Getting Thanksgiving Right in Schools

My kindergartener came home from school yesterday and in telling me about her day, said something to this effect: 


“The pilgrims came over on ships, and they were on the ships for a really long time. They started running out of food and were so hungry, and a lot of them started to get really sick. They were looking for a new city because they were forced to go to the same church and couldn’t choose which church to go to. Isn’t that crazy? They couldn’t believe what they wanted to believe. And when they go to a new city, the Indians helped them to find food and showed them how to make houses and they all had a big meal together.” 

I was holding my breath, hoping that there was at least some mention of the rest of the story. Some acknowledgement of the horrors of colonization. I asked if she knew what happened next, and when she said she didn’t, I gave her an explanation similar to this: 

“Well, the Native Americans may have helped some of the travelers, but most of the time, the people who came over on the ships were greedy. They wanted more land and gold, which they used like money. They took the Native Americans’ land from them, forcing them to leave their homes, and sometimes hurting and even killing them.” 

We talked about how that was a horrible thing, and how we should always make sure that we stand up for people when someone else tries to do the wrong thing. 

And then I sent a message to her teacher.

I said that I wasn’t sure whether she had taught the curriculum or textbook’s version or not, but that I expected there to at least be an acknowledgement of the atrocities that followed. 

Her teacher was amazingly receptive and we had a great conversation about age appropriate conversations regarding this. Here are my takeaways:

  • Even in kindergarten, kids can understand the idea of right and wrong. A conversation about the fact that colonization often displaced the Native Americans would lead the kids to understand that things were not hunky dory, without having to go into all of the atrocities if it isn’t deemed age appropriate.
  • If you aren’t comfortable talking about the whole story, then don’t teach it. If you are teaching it as part of a peace agreement, you have to talk about why there was a need for a peace agreement in the first place.
  • Kids understand more than we give them credit for. If we don’t want to produce another generation of apathetic kids, we need to talk to them about the real world in a way that they can understand.
  • If you do choose to have class activities celebrating Native Americans, include or consult someone who is Native American. Have someone come to talk to the class or grade level about the history of tribal dances and paintings. Pow-wows, paper bag vests, and feather sentence-strip headbands in isolation are offensive, and don’t celebrate the depths and beauty of the culture. Presenting an entire culture as an ill-advised caricature of what it is is irresponsible educating. 
  • If you don’t want to address the actual history, and it isn’t part of that year’s history curriculum, please just stick to handprint turkeys and thankfulness writing prompts. 
  • As a parent, it is your job to make sure that you know what is happening in your child’s school.

I am not afraid to be “that mom,” especially if it means that my child learns to respect people and cultures, and to learn about and explore their struggles, accomplishments, pain, joys and beauty. 
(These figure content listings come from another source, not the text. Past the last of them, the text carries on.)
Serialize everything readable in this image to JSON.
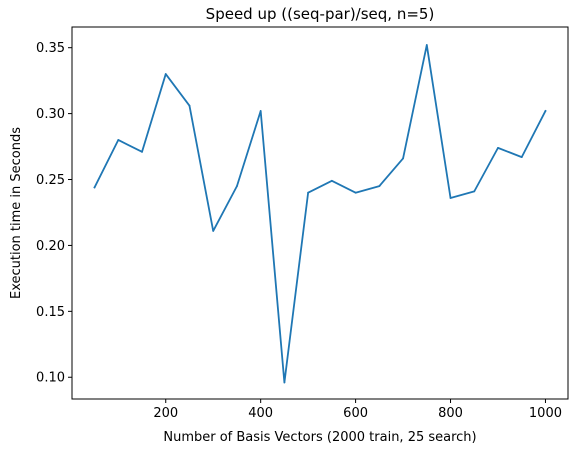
{
  "chart_data": {
    "type": "line",
    "title": "Speed up ((seq-par)/seq, n=5)",
    "xlabel": "Number of Basis Vectors (2000 train, 25 search)",
    "ylabel": "Execution time in Seconds",
    "xlim": [
      2.5,
      1047.5
    ],
    "ylim": [
      0.0835,
      0.3657
    ],
    "xticks": [
      200,
      400,
      600,
      800,
      1000
    ],
    "yticks": [
      0.1,
      0.15,
      0.2,
      0.25,
      0.3,
      0.35
    ],
    "xtick_labels": [
      "200",
      "400",
      "600",
      "800",
      "1000"
    ],
    "ytick_labels": [
      "0.10",
      "0.15",
      "0.20",
      "0.25",
      "0.30",
      "0.35"
    ],
    "grid": false,
    "series": [
      {
        "color": "#1f77b4",
        "x": [
          50,
          100,
          150,
          200,
          250,
          300,
          350,
          400,
          450,
          500,
          550,
          600,
          650,
          700,
          750,
          800,
          850,
          900,
          950,
          1000
        ],
        "y": [
          0.244,
          0.28,
          0.271,
          0.33,
          0.306,
          0.211,
          0.245,
          0.302,
          0.096,
          0.24,
          0.249,
          0.24,
          0.245,
          0.266,
          0.352,
          0.236,
          0.241,
          0.274,
          0.267,
          0.302
        ]
      }
    ]
  }
}
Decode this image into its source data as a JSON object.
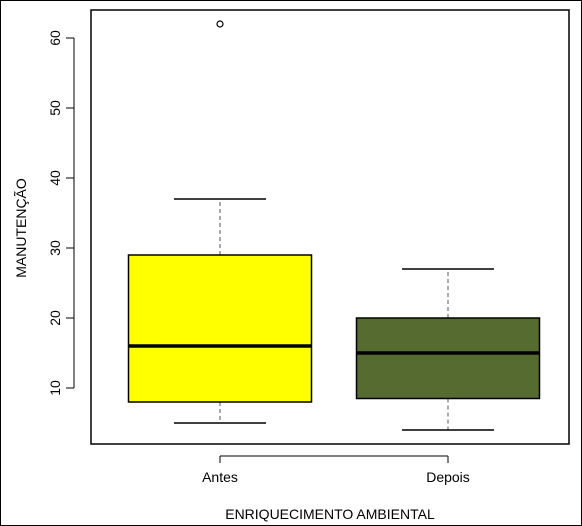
{
  "chart_data": {
    "type": "boxplot",
    "xlabel": "ENRIQUECIMENTO AMBIENTAL",
    "ylabel": "MANUTENÇÃO",
    "ylim": [
      2,
      64
    ],
    "yticks": [
      10,
      20,
      30,
      40,
      50,
      60
    ],
    "grid": false,
    "categories": [
      "Antes",
      "Depois"
    ],
    "boxes": [
      {
        "name": "Antes",
        "whisker_low": 5,
        "q1": 8,
        "median": 16,
        "q3": 29,
        "whisker_high": 37,
        "outliers": [
          62
        ],
        "color": "#ffff00"
      },
      {
        "name": "Depois",
        "whisker_low": 4,
        "q1": 8.5,
        "median": 15,
        "q3": 20,
        "whisker_high": 27,
        "outliers": [],
        "color": "#556b2f"
      }
    ]
  }
}
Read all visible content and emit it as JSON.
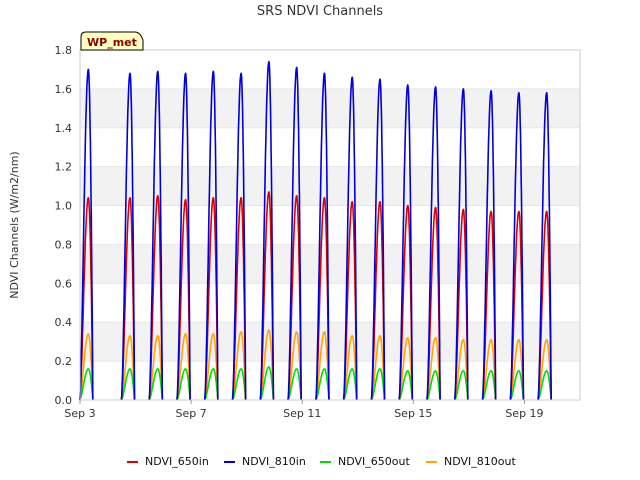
{
  "chart_data": {
    "type": "line",
    "title": "SRS NDVI Channels",
    "badge": "WP_met",
    "xlabel": "",
    "ylabel": "NDVI Channels (W/m2/nm)",
    "xlim": [
      3,
      21
    ],
    "ylim": [
      0,
      1.8
    ],
    "yticks": [
      0.0,
      0.2,
      0.4,
      0.6,
      0.8,
      1.0,
      1.2,
      1.4,
      1.6,
      1.8
    ],
    "ytick_labels": [
      "0.0",
      "0.2",
      "0.4",
      "0.6",
      "0.8",
      "1.0",
      "1.2",
      "1.4",
      "1.6",
      "1.8"
    ],
    "xticks": [
      3,
      7,
      11,
      15,
      19
    ],
    "xtick_labels": [
      "Sep 3",
      "Sep 7",
      "Sep 11",
      "Sep 15",
      "Sep 19"
    ],
    "x_unit": "day of September",
    "daily_peak_day": [
      3.3,
      4.8,
      5.8,
      6.8,
      7.8,
      8.8,
      9.8,
      10.8,
      11.8,
      12.8,
      13.8,
      14.8,
      15.8,
      16.8,
      17.8,
      18.8,
      19.8
    ],
    "series": [
      {
        "name": "NDVI_650in",
        "color": "#dd0000",
        "daily_peaks": [
          1.04,
          1.04,
          1.05,
          1.03,
          1.04,
          1.04,
          1.07,
          1.05,
          1.04,
          1.02,
          1.02,
          1.0,
          0.99,
          0.98,
          0.97,
          0.97,
          0.97
        ]
      },
      {
        "name": "NDVI_810in",
        "color": "#0000dd",
        "daily_peaks": [
          1.7,
          1.68,
          1.69,
          1.68,
          1.69,
          1.68,
          1.74,
          1.71,
          1.68,
          1.66,
          1.65,
          1.62,
          1.61,
          1.6,
          1.59,
          1.58,
          1.58
        ]
      },
      {
        "name": "NDVI_650out",
        "color": "#00dd00",
        "daily_peaks": [
          0.16,
          0.16,
          0.16,
          0.16,
          0.16,
          0.16,
          0.17,
          0.16,
          0.16,
          0.16,
          0.16,
          0.15,
          0.15,
          0.15,
          0.15,
          0.15,
          0.15
        ]
      },
      {
        "name": "NDVI_810out",
        "color": "#ffa500",
        "daily_peaks": [
          0.34,
          0.33,
          0.33,
          0.34,
          0.34,
          0.35,
          0.36,
          0.35,
          0.35,
          0.33,
          0.33,
          0.32,
          0.32,
          0.31,
          0.31,
          0.31,
          0.31
        ]
      }
    ],
    "grid": "horizontal bands",
    "legend_position": "bottom"
  }
}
Check out the following links if you would like to read more, or start conversations with your kids or their school:

Decolonizing Thanksgiving: A Toolkit for Combatting Racism in Schools

Thanksgiving: The True Story by Penny Colman

First Thanksgiving – National Geographic Kids

Stacy is married to John, and mother to four girls, all ages 6 and under. They are a foster family and are passionate about serving children and families in need. Stacy has a Master's Degree in Education from LSU, but has chosen to take a break from teaching in the classroom to work part-time, while focusing on family.


  1. I’m all for not sugar coating it, but to say “invite a Native American to speak” really makes as much sense as saying you should invite a Frenchman or Spaniard or German to come speak as a pilgrim because they are from Europe. Each Native American tribe was a nation unto itself with its own customs and cultures. Seems very presumptuous to assume they are all the same. But having them speak as a representative of their tribe at a separate time from Thanksgiving would be a great learning opportunity.

    • Very valid point! I think the sensitivity and representation of a people would be more prominent from someone who is closer to the culture, even if not the exact tribe represented. But you are absolutely right that it is presumptive to assume they would even be interested in/able to speak to the topic.

  2. you must know a limited amount of world history: since millennia, one culture, tribe, nation have been conquering the “other” and “colonizing”/taking over the defeated. the relationships with the native American tribes was varied depending upon and they certainly fought amongst themselves.

  3. Teaching your child to hate America, good for you. Keep up the good work, next thing you know she will be wearing all black and rioting in the street.